Life On The Rodeo Road: Don’t Mess With The Marines
By Paul Knight
Wednesday, Mar. 4 2009 @ 12:10PM
Rodeo cowboys basically live on the road, traveling with a herd of men and women crazy enough to ride, rope and wrestle live animals for a paycheck. Each day, Hair Balls is asking a different cowboy to tell us a little bit about himself and his wildest story from a life of rodeo. In the end, we hope, we’ll have a collection of stories that re-enforce our Texan ideals that rodeo cowboys still like to raise hell.
Name: Joe Shawnego
Age: 28
Hometown: Oakdale, California
Event: Team Roping
I got into rodeo because my father and grandfather, they both team roped. This is my tenth year [professionally], but I can remember competing when I was nine years old.
If I didn’t rodeo, I would do ranch work, train horses. I’m a farrier when I go home, I shoe horses.
I’m on the road at least seven or eight months out of the year.

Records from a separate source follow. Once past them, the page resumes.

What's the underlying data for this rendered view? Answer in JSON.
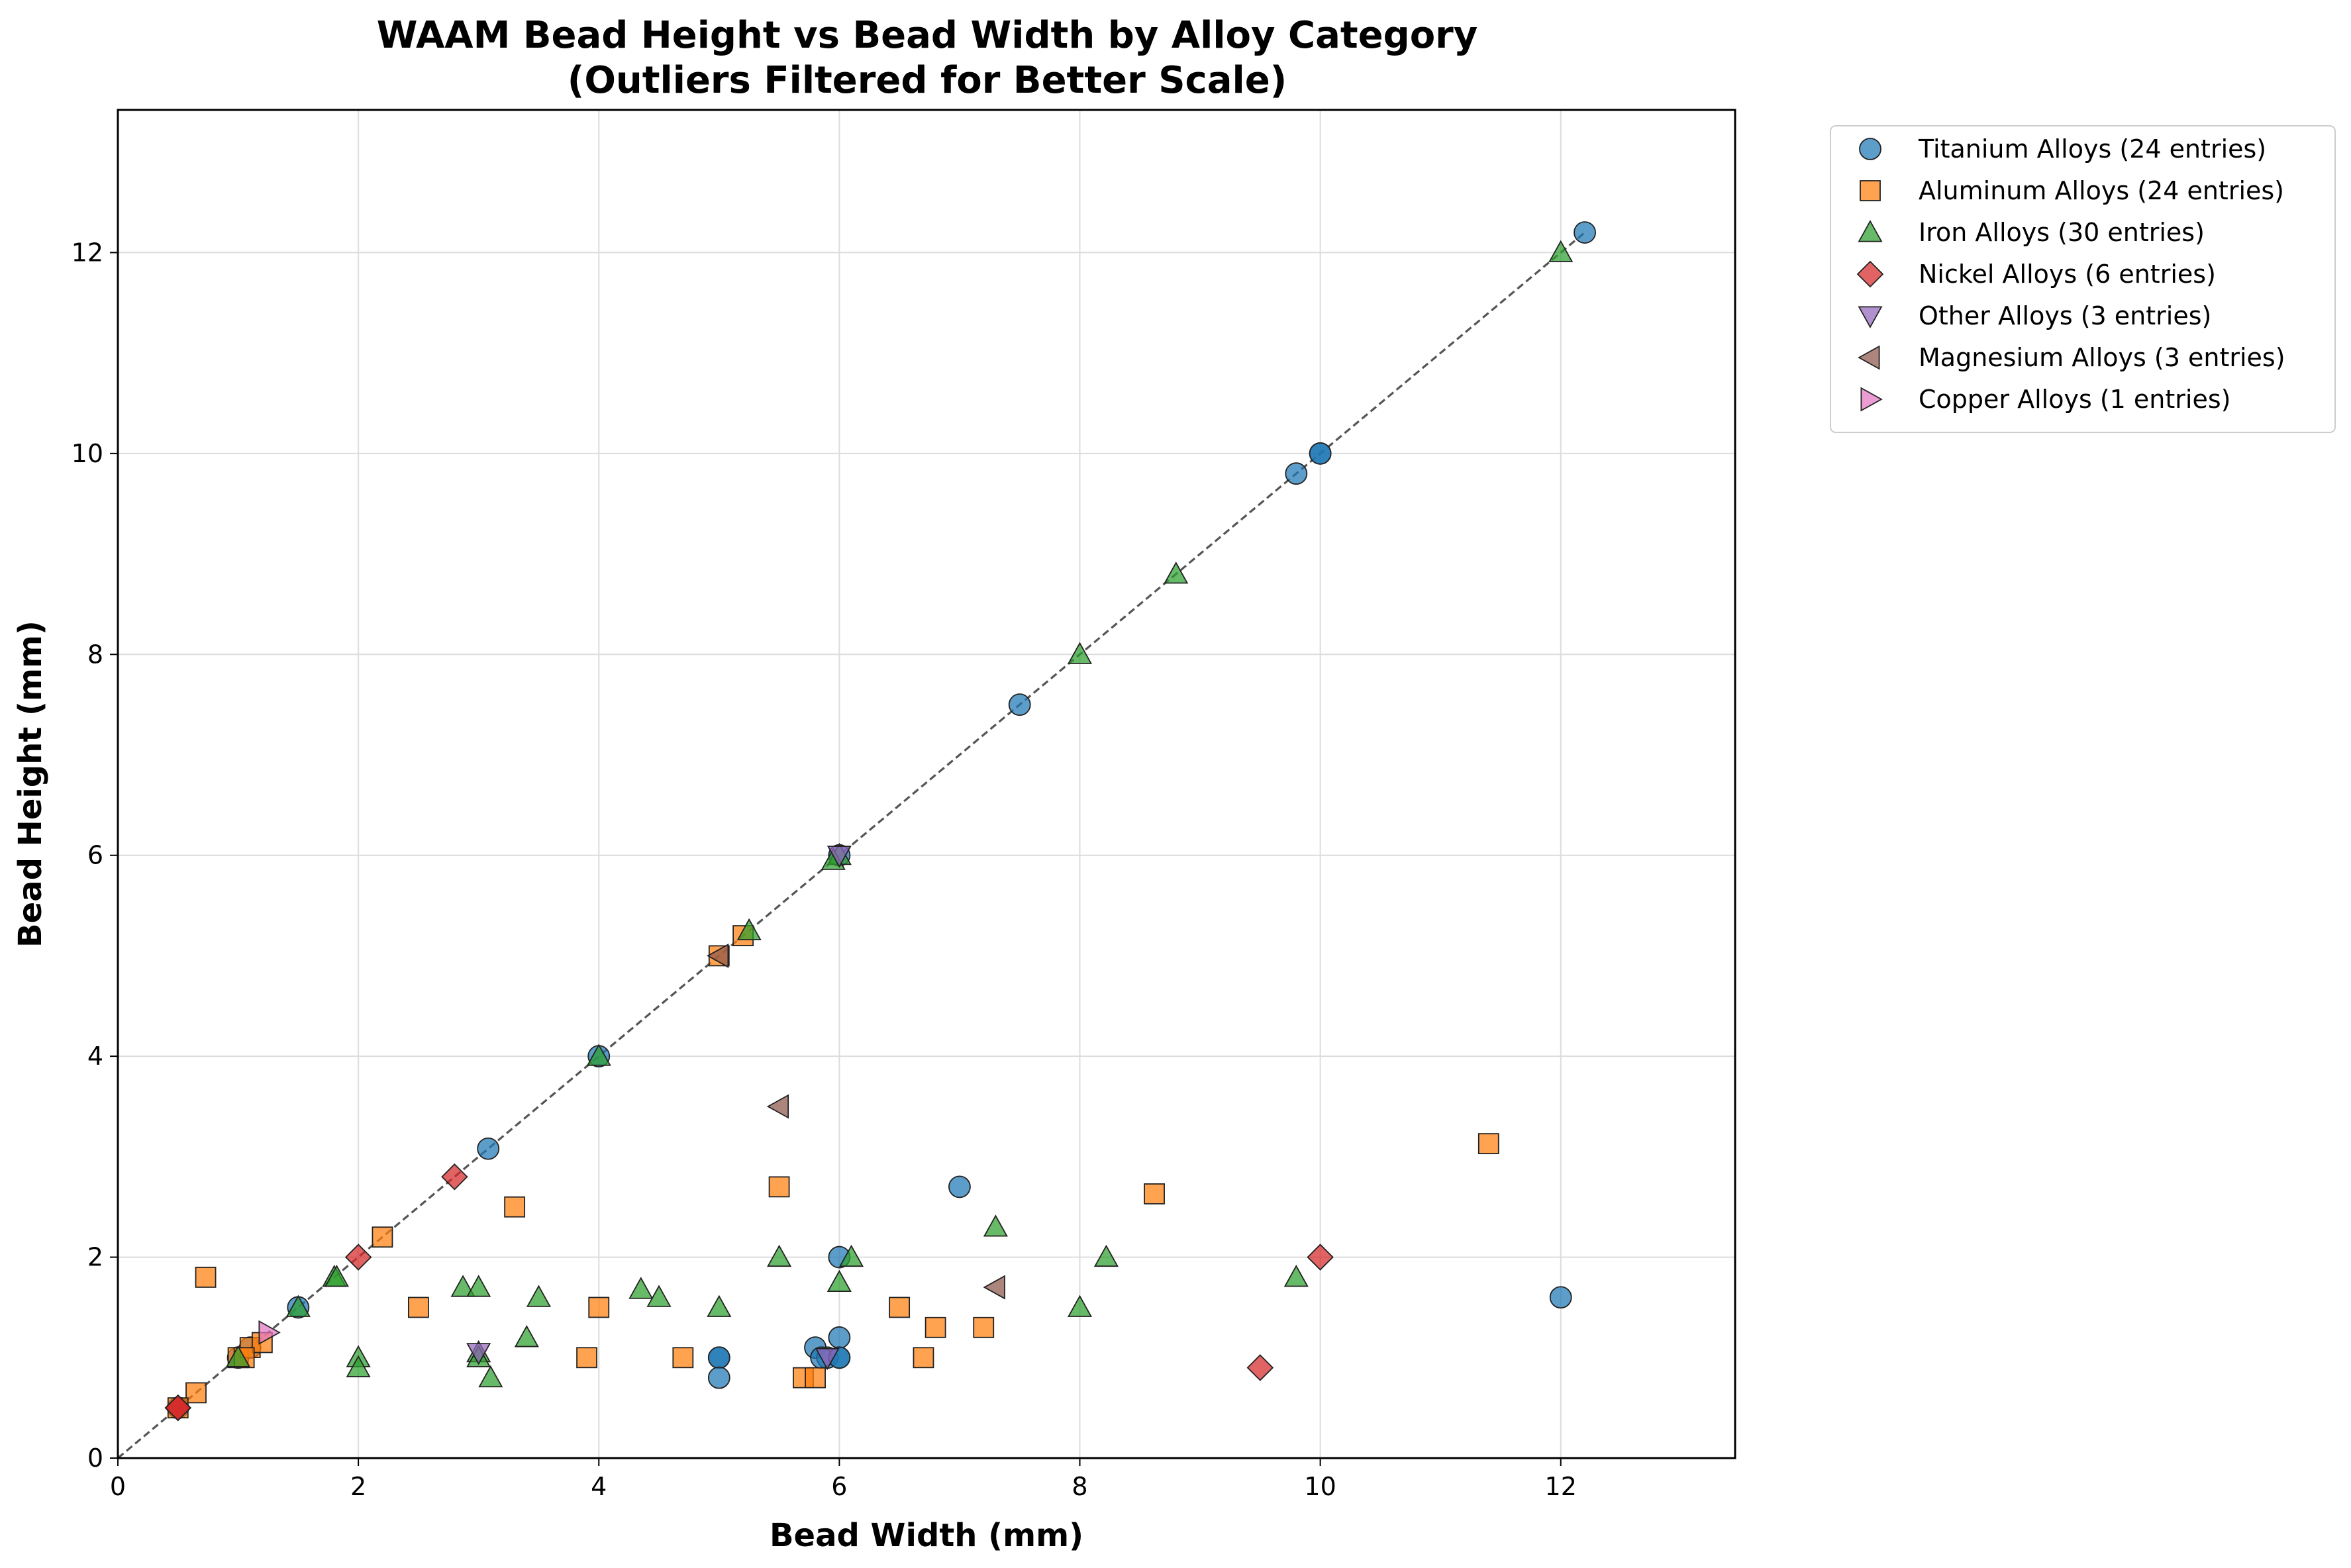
{
  "chart_data": {
    "type": "scatter",
    "title_lines": [
      "WAAM Bead Height vs Bead Width by Alloy Category",
      "(Outliers Filtered for Better Scale)"
    ],
    "xlabel": "Bead Width (mm)",
    "ylabel": "Bead Height (mm)",
    "xlim": [
      0,
      13.45
    ],
    "ylim": [
      0,
      13.42
    ],
    "xticks": [
      0,
      2,
      4,
      6,
      8,
      10,
      12
    ],
    "yticks": [
      0,
      2,
      4,
      6,
      8,
      10,
      12
    ],
    "grid": true,
    "legend_position": "outside-top-right",
    "reference_line": {
      "x": [
        0,
        12.2
      ],
      "y": [
        0,
        12.2
      ],
      "style": "dashed",
      "color": "#555555"
    },
    "series": [
      {
        "name": "Titanium Alloys (24 entries)",
        "marker": "circle",
        "color": "#1f77b4",
        "points": [
          [
            12.2,
            12.2
          ],
          [
            10,
            10
          ],
          [
            10,
            10
          ],
          [
            9.8,
            9.8
          ],
          [
            7.5,
            7.5
          ],
          [
            6,
            6
          ],
          [
            4,
            4
          ],
          [
            3.08,
            3.08
          ],
          [
            1.5,
            1.5
          ],
          [
            7,
            2.7
          ],
          [
            6,
            2
          ],
          [
            12,
            1.6
          ],
          [
            6,
            1.2
          ],
          [
            5.8,
            1.1
          ],
          [
            5.9,
            1
          ],
          [
            6,
            1
          ],
          [
            5,
            1
          ],
          [
            5,
            1
          ],
          [
            5,
            0.8
          ],
          [
            1,
            1
          ],
          [
            0.5,
            0.5
          ],
          [
            1.1,
            1.1
          ],
          [
            5.85,
            1
          ],
          [
            6,
            1
          ]
        ]
      },
      {
        "name": "Aluminum Alloys (24 entries)",
        "marker": "square",
        "color": "#ff7f0e",
        "points": [
          [
            11.4,
            3.13
          ],
          [
            8.62,
            2.63
          ],
          [
            5.5,
            2.7
          ],
          [
            3.3,
            2.5
          ],
          [
            2.2,
            2.2
          ],
          [
            0.73,
            1.8
          ],
          [
            2.5,
            1.5
          ],
          [
            4,
            1.5
          ],
          [
            6.5,
            1.5
          ],
          [
            6.8,
            1.3
          ],
          [
            7.2,
            1.3
          ],
          [
            3.9,
            1
          ],
          [
            4.7,
            1
          ],
          [
            6.7,
            1
          ],
          [
            5.7,
            0.8
          ],
          [
            5.8,
            0.8
          ],
          [
            5.2,
            5.2
          ],
          [
            5,
            5
          ],
          [
            1,
            1
          ],
          [
            1.1,
            1.1
          ],
          [
            1.2,
            1.15
          ],
          [
            0.65,
            0.65
          ],
          [
            0.5,
            0.5
          ],
          [
            1.05,
            1
          ]
        ]
      },
      {
        "name": "Iron Alloys (30 entries)",
        "marker": "triangle-up",
        "color": "#2ca02c",
        "points": [
          [
            12,
            12
          ],
          [
            8.8,
            8.8
          ],
          [
            8,
            8
          ],
          [
            6,
            6
          ],
          [
            5.95,
            5.95
          ],
          [
            5.25,
            5.25
          ],
          [
            4,
            4
          ],
          [
            1.8,
            1.8
          ],
          [
            1.5,
            1.5
          ],
          [
            1,
            1
          ],
          [
            7.3,
            2.3
          ],
          [
            8.22,
            2
          ],
          [
            6.1,
            2
          ],
          [
            5.5,
            2
          ],
          [
            6,
            1.75
          ],
          [
            9.8,
            1.8
          ],
          [
            2.87,
            1.7
          ],
          [
            3,
            1.7
          ],
          [
            4.35,
            1.68
          ],
          [
            4.5,
            1.6
          ],
          [
            3.5,
            1.6
          ],
          [
            5,
            1.5
          ],
          [
            8,
            1.5
          ],
          [
            3.4,
            1.2
          ],
          [
            3,
            1.05
          ],
          [
            3,
            1
          ],
          [
            2,
            1
          ],
          [
            2,
            0.9
          ],
          [
            3.1,
            0.8
          ],
          [
            1.82,
            1.8
          ]
        ]
      },
      {
        "name": "Nickel Alloys (6 entries)",
        "marker": "diamond",
        "color": "#d62728",
        "points": [
          [
            2.8,
            2.8
          ],
          [
            2,
            2
          ],
          [
            10,
            2
          ],
          [
            9.5,
            0.9
          ],
          [
            0.5,
            0.5
          ],
          [
            0.5,
            0.5
          ]
        ]
      },
      {
        "name": "Other Alloys (3 entries)",
        "marker": "triangle-down",
        "color": "#9467bd",
        "points": [
          [
            6,
            6
          ],
          [
            3,
            1.05
          ],
          [
            5.9,
            1
          ]
        ]
      },
      {
        "name": "Magnesium Alloys (3 entries)",
        "marker": "triangle-left",
        "color": "#8c564b",
        "points": [
          [
            5.5,
            3.5
          ],
          [
            7.3,
            1.7
          ],
          [
            5,
            5
          ]
        ]
      },
      {
        "name": "Copper Alloys (1 entries)",
        "marker": "triangle-right",
        "color": "#e377c2",
        "points": [
          [
            1.25,
            1.25
          ]
        ]
      }
    ]
  }
}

When you’re done roping, you can leave. Around the Fourth of July, there’s like ten, twelve good rodeos on top of each other, and you can catch ten or twelve of them in the course of five days. You can rope and rodeo if you want to all year round; there’s never really a down time. There’s entry fees ($500 in Houston), and if you don’t win, you don’t get paid. You lose, actually.
One of the craziest things I’ve seen was in Lakeside, California, which is just south Camp Pendleton. There’s a rodeo there at the end of April. Some of the rodeo cowboys had been to a local pub or tavern, whatever you want to call it, and they ended up getting their fill of too much alcohol, and they ended up fighting some Marines. It was eight or nine of supposedly the toughest cowboys on the circuit, and they were beaten severely.